The Language of Compression Benchmarking
Whether your data's in MySQL, a NoSQL, Hadoop, or somewhere in the cloud, you're likely paying decent money for storage and IOPS. With ever-growing data volumes, and the need for SSDs to cut latency and replication to provide insurance, your storage footprint is an important place to look for savings. It makes sense, then, why so many storage vendors tout compression as a key metric and differentiator. The language vendors and users employ to reason about storage footprint and compression is embarrassingly vague if not meaningless or downright deceptive, but we can do better, and we must do better. In this talk, we'll discuss each part of the durable storage stack, from the hardware on up, and how usage numbers can take on different meanings at each layer.
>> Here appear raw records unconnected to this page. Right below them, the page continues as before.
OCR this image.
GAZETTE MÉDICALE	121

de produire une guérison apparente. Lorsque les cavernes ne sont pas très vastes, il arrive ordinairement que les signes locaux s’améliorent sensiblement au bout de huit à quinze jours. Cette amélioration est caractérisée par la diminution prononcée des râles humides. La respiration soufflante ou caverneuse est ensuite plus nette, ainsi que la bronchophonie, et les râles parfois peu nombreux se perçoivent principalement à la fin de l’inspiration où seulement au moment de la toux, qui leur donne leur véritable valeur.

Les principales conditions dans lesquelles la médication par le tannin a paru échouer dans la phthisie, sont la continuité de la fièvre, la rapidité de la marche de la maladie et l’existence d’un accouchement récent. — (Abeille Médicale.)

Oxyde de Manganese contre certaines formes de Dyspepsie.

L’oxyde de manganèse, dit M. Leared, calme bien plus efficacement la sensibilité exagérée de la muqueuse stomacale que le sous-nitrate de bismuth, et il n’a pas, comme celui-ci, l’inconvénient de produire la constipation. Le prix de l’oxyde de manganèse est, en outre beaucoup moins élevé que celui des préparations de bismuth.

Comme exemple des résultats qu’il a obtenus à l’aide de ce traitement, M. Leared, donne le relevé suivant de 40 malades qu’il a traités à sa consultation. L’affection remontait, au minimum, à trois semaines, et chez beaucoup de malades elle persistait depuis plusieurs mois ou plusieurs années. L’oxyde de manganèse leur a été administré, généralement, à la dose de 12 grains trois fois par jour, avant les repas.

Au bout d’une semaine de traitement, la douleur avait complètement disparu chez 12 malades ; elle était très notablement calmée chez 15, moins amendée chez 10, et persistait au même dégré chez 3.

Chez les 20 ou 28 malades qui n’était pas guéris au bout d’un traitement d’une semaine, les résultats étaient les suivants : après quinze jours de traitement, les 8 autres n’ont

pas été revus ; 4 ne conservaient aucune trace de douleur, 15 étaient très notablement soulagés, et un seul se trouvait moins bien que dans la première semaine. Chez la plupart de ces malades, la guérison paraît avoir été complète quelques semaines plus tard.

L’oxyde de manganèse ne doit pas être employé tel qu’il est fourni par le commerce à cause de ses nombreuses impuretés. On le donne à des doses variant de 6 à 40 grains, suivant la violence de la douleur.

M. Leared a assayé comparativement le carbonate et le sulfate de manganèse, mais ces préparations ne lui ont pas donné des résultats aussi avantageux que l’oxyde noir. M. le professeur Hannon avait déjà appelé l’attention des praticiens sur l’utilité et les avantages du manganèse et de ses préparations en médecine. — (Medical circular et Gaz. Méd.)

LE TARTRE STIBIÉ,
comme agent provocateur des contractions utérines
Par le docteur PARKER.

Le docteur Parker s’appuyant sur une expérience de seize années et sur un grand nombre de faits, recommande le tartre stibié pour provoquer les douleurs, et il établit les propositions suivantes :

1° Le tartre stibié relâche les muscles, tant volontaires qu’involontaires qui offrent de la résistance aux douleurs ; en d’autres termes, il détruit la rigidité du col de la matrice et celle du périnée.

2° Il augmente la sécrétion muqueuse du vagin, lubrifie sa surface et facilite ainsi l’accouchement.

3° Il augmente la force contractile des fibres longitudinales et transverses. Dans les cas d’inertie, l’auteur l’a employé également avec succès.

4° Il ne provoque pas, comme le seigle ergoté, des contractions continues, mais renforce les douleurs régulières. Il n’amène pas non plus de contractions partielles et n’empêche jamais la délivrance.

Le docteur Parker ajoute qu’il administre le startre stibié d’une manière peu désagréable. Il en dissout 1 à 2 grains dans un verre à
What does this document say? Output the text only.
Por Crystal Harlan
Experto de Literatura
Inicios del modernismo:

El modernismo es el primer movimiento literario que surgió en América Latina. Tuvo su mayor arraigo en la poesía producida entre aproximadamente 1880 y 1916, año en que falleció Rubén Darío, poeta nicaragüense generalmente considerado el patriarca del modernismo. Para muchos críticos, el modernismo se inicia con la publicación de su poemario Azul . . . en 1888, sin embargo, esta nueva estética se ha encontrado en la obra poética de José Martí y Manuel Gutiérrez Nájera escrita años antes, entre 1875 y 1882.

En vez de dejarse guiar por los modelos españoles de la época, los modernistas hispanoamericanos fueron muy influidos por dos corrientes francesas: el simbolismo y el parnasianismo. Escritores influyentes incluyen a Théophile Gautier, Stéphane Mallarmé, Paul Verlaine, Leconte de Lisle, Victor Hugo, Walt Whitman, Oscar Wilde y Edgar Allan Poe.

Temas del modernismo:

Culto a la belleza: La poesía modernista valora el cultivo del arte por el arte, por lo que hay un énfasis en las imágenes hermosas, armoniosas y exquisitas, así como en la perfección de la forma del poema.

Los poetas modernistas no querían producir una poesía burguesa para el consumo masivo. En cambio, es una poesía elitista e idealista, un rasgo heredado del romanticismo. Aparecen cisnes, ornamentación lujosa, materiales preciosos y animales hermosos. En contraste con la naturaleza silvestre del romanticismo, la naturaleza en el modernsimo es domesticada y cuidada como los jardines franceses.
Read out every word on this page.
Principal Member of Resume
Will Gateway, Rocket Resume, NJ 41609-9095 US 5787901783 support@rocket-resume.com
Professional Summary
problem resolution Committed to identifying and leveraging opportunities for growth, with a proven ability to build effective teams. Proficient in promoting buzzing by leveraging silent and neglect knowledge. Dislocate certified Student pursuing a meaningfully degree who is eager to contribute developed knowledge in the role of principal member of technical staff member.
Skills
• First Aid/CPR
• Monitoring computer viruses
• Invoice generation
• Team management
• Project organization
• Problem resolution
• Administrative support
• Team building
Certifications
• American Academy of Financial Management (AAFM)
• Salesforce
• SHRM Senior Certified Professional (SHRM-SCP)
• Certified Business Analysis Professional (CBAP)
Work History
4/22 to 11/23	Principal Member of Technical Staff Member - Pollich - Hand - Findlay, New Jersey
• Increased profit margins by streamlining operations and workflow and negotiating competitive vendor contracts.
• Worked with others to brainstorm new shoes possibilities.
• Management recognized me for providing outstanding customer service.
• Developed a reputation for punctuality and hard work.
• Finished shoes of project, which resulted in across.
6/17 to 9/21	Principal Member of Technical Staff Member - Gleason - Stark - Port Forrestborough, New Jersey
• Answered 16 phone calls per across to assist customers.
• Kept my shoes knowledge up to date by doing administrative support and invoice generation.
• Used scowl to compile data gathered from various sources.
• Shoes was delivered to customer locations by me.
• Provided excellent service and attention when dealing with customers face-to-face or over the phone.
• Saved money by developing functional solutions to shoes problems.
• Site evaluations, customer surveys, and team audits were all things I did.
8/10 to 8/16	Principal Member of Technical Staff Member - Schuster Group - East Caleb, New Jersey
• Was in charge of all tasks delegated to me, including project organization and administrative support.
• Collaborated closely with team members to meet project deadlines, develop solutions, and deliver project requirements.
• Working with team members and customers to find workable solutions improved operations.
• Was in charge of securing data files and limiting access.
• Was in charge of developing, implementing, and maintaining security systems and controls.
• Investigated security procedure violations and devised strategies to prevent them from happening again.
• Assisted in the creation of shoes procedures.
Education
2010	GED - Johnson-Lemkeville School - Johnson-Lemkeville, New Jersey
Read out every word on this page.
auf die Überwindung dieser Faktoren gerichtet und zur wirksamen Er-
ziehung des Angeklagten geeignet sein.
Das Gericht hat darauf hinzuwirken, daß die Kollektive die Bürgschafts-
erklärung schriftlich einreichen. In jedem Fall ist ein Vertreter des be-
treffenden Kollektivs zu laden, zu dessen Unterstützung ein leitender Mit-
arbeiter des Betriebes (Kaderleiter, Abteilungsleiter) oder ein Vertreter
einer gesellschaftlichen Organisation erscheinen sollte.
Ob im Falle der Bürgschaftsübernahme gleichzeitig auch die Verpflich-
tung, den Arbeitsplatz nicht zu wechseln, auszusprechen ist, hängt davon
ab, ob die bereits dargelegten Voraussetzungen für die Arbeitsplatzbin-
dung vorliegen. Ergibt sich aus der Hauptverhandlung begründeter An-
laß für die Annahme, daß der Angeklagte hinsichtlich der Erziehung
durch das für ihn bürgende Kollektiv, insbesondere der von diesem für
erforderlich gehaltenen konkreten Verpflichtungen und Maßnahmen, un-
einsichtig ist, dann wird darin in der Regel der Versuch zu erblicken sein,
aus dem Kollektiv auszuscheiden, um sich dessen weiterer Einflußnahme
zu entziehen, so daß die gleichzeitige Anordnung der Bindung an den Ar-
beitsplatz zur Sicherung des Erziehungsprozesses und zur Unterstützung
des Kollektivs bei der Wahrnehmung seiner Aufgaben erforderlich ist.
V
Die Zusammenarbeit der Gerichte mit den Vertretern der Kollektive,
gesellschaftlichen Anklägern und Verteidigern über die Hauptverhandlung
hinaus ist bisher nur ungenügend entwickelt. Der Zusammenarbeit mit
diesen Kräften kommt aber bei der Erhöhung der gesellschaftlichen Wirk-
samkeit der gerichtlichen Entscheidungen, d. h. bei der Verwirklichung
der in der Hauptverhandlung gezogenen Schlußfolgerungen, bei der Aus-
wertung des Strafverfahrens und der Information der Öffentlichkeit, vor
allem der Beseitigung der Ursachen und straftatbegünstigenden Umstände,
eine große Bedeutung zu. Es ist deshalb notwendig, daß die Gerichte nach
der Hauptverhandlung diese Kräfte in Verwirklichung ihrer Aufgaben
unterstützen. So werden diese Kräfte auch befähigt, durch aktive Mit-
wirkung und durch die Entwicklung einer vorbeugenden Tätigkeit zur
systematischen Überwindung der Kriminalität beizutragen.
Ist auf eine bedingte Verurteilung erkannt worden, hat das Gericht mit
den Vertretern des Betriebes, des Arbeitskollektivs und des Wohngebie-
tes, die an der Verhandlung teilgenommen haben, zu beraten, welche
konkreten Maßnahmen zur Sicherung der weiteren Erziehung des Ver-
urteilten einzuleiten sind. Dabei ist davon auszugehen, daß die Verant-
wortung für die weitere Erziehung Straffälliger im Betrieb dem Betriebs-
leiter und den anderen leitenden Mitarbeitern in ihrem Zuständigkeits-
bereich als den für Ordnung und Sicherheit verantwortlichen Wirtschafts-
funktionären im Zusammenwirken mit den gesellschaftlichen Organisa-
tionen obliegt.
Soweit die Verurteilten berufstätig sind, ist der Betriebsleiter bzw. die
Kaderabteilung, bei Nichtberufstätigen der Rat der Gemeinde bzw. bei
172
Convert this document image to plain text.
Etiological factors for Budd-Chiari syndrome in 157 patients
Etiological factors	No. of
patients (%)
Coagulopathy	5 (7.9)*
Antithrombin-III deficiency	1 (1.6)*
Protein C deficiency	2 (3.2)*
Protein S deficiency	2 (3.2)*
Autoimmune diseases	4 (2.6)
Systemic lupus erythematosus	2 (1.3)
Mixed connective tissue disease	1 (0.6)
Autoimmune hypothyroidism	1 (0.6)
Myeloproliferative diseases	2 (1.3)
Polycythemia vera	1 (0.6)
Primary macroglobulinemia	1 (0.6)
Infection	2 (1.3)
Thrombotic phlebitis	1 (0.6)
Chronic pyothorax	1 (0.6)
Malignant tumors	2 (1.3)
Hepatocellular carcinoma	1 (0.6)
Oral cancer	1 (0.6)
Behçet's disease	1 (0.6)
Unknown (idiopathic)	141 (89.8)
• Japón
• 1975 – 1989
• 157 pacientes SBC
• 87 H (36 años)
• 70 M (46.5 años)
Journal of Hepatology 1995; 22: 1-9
We'll talk about what's important to know at each layer, and how to think about and talk about concepts like compression, fragmentation, write amplification, and wear leveling. Finally, we'll see different ways benchmarketers present data to lie to you, and learn some techniques for identifying and cutting through those kinds of lies.
Engineer, Two Sigma
Leif Walsh worked on TokuMX at Tokutek. He also worked on performance-critical software at Google and Microsoft, and helped start RethinkDB. Leif studied math and computer science at Stony Brook University. In his spare time, he is an amateur lithography assistant.